Skip to main content

Module commons

Module commons 

Source
Expand description

§Commons

A “common” is basically a function, with common_args containing the arguments to that function.

In the following cleaner, the utm_* family of query parameters are removed both before expanding bit.ly redirects and before outputting the result.

{
  "commons": {
    "actions": {
      "universal": {"RemoveQueryParams": ["utm_campaign", "utm_content", "utm_id", "utm_medium", "utm_source", "utm_term"]}
    }
  },
  "actions": [
    {"If": {
      "if": {"NormalizedHostIs": "bit.ly"},
      "then": {"All": [
        {"Common": "universal"},
        "ExpandRedirect"
      ]}
    }},
    {"Common": "universal"}
  ]
}

This prevents bit.ly from seeing the tracking parameters while keeping all places that require that in sync.

§Common args

The not stupid way for a website to do redirects is to return an HTTP 301 status code with a header saying “go to https://example.com/whatever”.

Some websites instead do stupid things like using the meta HTML element or javascript to do redirects.

The default cleaner handles this stupidity by having a common action called extract_from_page that

  1. Takes a string modification.

  2. Gets the body of the webpage.

  3. Applies the provided string modification to the body.

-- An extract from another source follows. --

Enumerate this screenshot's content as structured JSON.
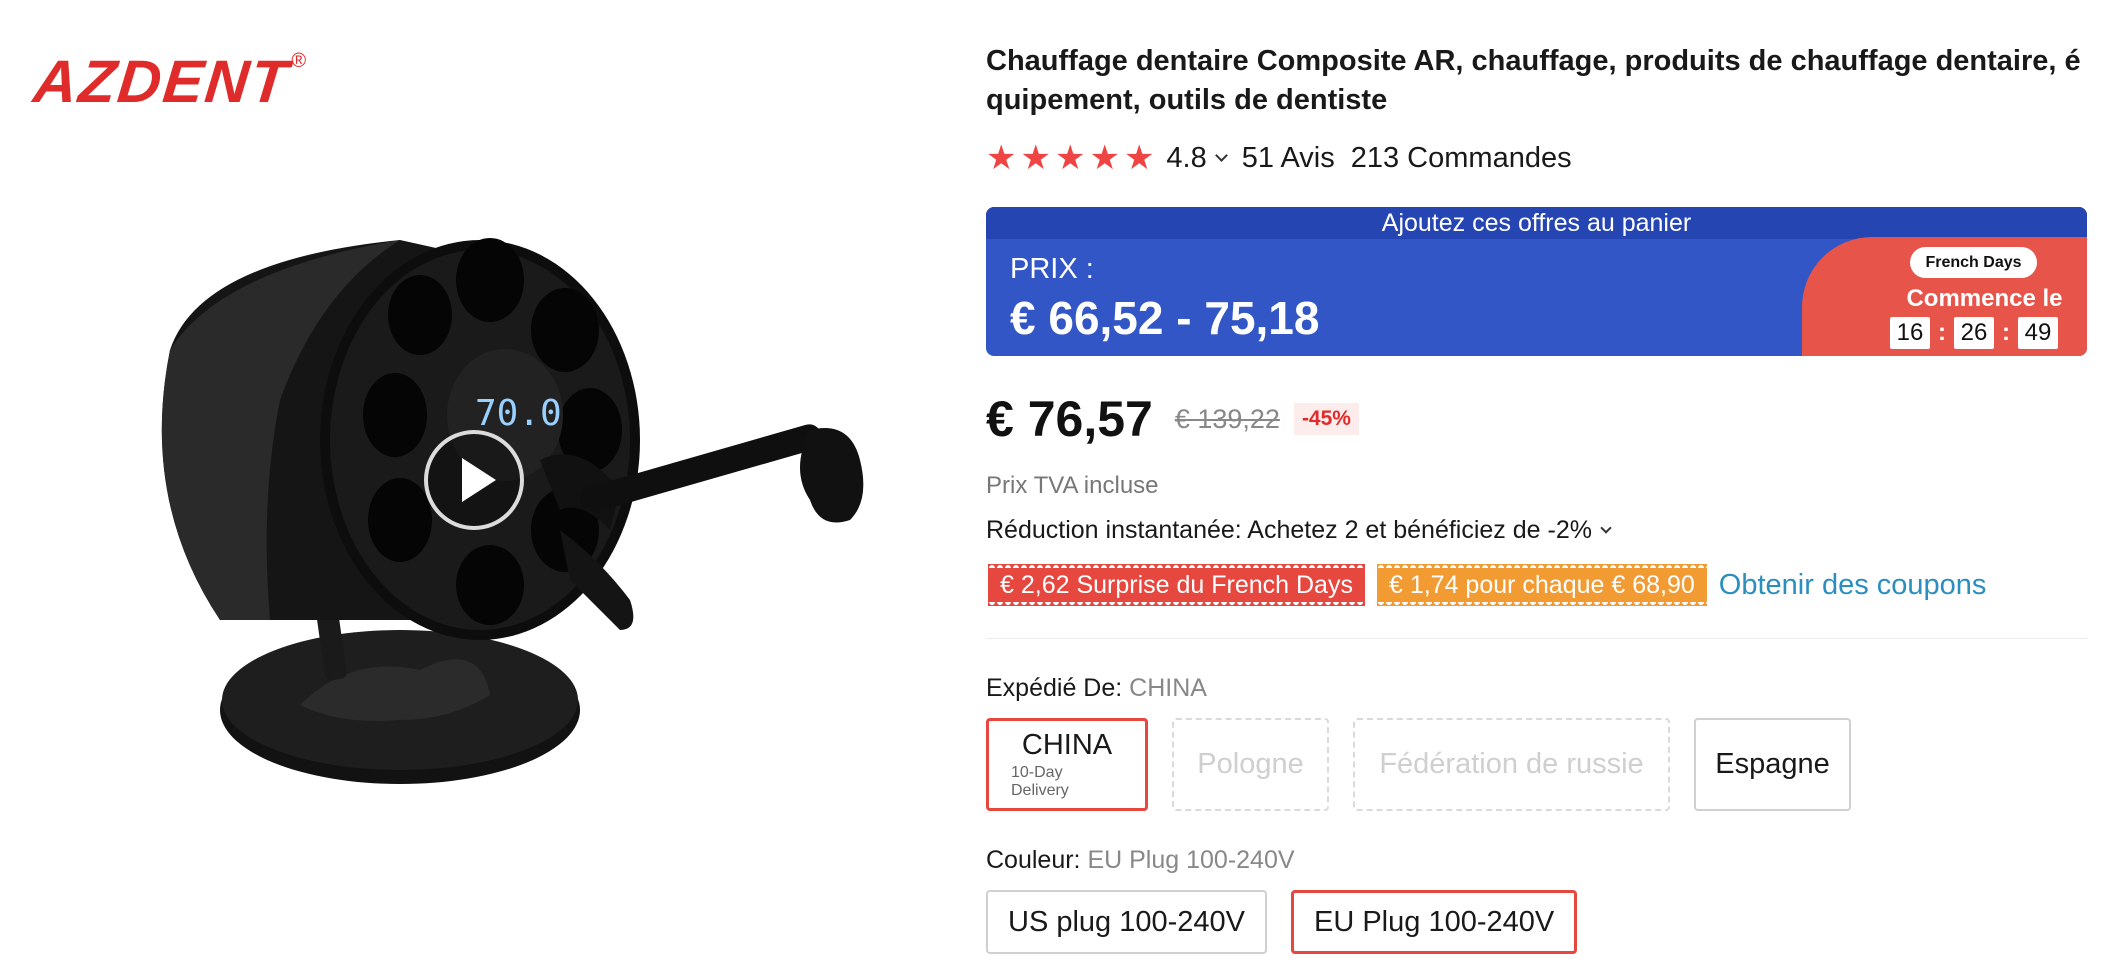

  4. Replaces the URL with the result.

For example, to handle smarturl.it redirects, the default cleaner uses the extract_from_page common action to search for "originalUrl": then extracts the value of the javascript string literal immediately after it.

{
  "commons": {
    "actions": {
      "extract_from_page": {"SetWhole": {"Modified": {
        "value": {"HttpRequest": {}},
        "modification": {"CommonCallArg": "extractor"}
      }}}
    }
  },
  "actions": [
    {"If": {
      "if": {"NormalizedHostIs": "smarturl.it"},
      "then": {"Common": {
        "name": "extract_from_page",
        "args": {
          "string_modifications": {
            "extractor": {"All": [
              {"KeepAfter": "\"originalUrl\":"},
              "GetJsStringLiteralPrefix"
            ]}
          }
        }
      }}
    }}
  ]
}

While here the benefit of using a common is small, the actual code in the default cleaner includes caching, applies the universal common action, and accounts for the no_network flag, making it much more beneficial.

A common can take flags, vars, conditions, actions, string sources, string modifications, and string matchers. These go in the common_args section seen in the debugging section.

Additionally, conditions, actions, string sources, string modifications, and string matchers all have commons that can be invoked in the same way.